7.Unique Paths

A robot is located at the top-left corner of a m x n grid (marked 'Start' in the diagram below).

The robot can only move either down or right at any point in time. The robot is trying to reach the bottom-right corner of the grid (marked 'Finish' in the diagram below).

Input: m = 3, n = 7
Output: 28
Example 2:

Input: m = 3, n = 2
Output: 3
Explanation:
From the top-left corner, there are a total of 3 ways to reach the bottom-right corner:
1. Right -> Down -> Down
2. Down -> Down -> Right
3. Down -> Right -> Down

Example 3:
Input: m = 7, n = 3
Output: 28

Example 4:
Input: m = 3, n = 3
Output: 6

Solution : (Using DP)

Approach: For 1st row and column there is only 1 possible path For Other, it is sum of left and top

class Solution
{
public:
    int uniquePaths(int m, int n)
    {

        int a[m][n];

        for (int i = 0; i < m; i++)
        {
            for (int j = 0; j < n; j++)
            {
                if (i == 0 || j == 0)
                {
                    a[i][j] = 1;
                }
                else
                {
                    a[i][j] = a[i][j - 1] + a[i - 1][j];
                }
            }
        }
        return a[m - 1][n - 1];
    }
};

Time Complexity: O(MN) , Space Complexity: O(MN)

Unique Paths II

A robot is located at the top-left corner of a m x n grid (marked 'Start' in the diagram below).

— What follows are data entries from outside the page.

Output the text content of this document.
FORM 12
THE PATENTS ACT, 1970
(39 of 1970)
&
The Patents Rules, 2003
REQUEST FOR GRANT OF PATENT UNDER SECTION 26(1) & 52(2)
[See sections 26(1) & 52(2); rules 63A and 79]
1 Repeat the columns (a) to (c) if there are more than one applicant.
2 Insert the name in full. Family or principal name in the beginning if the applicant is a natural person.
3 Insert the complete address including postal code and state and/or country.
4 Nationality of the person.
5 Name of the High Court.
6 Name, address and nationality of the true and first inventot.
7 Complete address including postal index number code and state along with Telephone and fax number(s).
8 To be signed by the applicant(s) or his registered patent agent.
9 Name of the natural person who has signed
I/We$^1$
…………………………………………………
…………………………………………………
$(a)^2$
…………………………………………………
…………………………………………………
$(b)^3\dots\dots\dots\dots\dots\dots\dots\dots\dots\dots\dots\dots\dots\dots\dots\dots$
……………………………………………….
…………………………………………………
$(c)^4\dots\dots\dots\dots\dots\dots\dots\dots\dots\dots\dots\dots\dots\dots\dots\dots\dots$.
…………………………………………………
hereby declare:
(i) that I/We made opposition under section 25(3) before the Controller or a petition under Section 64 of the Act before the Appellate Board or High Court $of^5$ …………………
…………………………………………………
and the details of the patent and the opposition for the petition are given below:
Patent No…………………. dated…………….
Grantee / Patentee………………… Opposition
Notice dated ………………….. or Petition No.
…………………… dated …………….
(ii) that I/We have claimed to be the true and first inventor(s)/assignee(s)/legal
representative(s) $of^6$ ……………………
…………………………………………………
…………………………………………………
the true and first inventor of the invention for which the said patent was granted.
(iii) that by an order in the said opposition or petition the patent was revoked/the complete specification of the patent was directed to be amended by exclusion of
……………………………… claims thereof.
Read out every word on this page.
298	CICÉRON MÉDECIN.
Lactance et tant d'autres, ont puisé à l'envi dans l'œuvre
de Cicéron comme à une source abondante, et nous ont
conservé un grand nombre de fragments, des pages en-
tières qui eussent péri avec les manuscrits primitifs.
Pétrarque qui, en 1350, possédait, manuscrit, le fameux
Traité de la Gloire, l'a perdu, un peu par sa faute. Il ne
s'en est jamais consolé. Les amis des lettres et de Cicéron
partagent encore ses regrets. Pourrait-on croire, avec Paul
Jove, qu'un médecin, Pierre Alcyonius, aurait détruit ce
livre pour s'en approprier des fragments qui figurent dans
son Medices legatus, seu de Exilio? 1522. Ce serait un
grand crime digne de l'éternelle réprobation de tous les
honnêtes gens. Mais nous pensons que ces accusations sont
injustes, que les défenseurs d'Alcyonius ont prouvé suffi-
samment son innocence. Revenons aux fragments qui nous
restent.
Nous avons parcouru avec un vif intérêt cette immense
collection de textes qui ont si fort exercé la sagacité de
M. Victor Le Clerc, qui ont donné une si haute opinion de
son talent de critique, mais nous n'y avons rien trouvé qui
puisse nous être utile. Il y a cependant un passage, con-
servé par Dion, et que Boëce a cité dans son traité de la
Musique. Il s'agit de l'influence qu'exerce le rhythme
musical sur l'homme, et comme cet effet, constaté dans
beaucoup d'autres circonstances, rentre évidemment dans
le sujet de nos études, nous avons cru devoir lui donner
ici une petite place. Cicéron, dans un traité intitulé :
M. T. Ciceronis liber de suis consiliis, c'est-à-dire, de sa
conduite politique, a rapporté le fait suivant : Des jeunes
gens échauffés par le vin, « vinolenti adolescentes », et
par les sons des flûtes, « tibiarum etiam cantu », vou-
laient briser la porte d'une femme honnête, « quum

The robot can only move either down or right at any point in time. The robot is trying to reach the bottom-right corner of the grid (marked 'Finish' in the diagram below).

Example 1:

Input: obstacleGrid = [[0,0,0],[0,1,0],[0,0,0]]
Output: 2
Explanation: There is one obstacle in the middle of the 3x3 grid above.
There are two ways to reach the bottom-right corner:
1. Right -> Right -> Down -> Down
2. Down -> Down -> Right -> Right

Example 2:

Input: obstacleGrid = [[0,1],[0,0]]
Output: 1

Now consider if some obstacles are added to the grids. How many unique paths would there be?

Example 1:

Input:
[
  [0,0,0],
  [0,1,0],
  [0,0,0]
]
Output: 2

Explanation:
There is one obstacle in the middle of the 3x3 grid above.
There are two ways to reach the bottom-right corner:
1. Right -> Right -> Down -> Down
2. Down -> Down -> Right -> Right

Solution:

class Solution
{
public:
    int uniquePathsWithObstacles(vector<vector<int>> &obstacleGrid)
    {

        int n = obstacleGrid.size();
        int m = obstacleGrid[0].size();
        int arr[n][m];
        
        if (obstacleGrid[0][0] == 1)
        {
            arr[0][0] = 0;
        }
        else
        {
            arr[0][0] = 1;
        }
        
        for (int i = 0; i < n; i++)
        {
            for (int j = 0; j < m; j++)
            {
                if (i == 0 && j == 0)
                {
                    continue;
                }
                
                if ((i == 0 || j == 0) && obstacleGrid[i][j] != 1)
                {
                    if (i == 0)
                    {
                        if (arr[i][j - 1] == 0)
                        {
                            arr[i][j] = 0;
                        }
                        else
                        {
                            arr[i][j] = 1;
                        }
                    }
                    else if (j == 0)
                    {
                        if (arr[i - 1][j] == 0)
                        {
                            arr[i][j] = 0;
                        }
                        else
                        {
                            arr[i][j] = 1;
                        }
                    }
                }
                else if (obstacleGrid[i][j] == 1)
                {
                    arr[i][j] = 0;
                }
                else
                {
                    arr[i][j] = arr[i][j - 1] + arr[i - 1][j];
                }
            }
        }

        return arr[n - 1][m - 1];
    }
};

Time Complexity: O(MN) , Space Complexity: O(MN)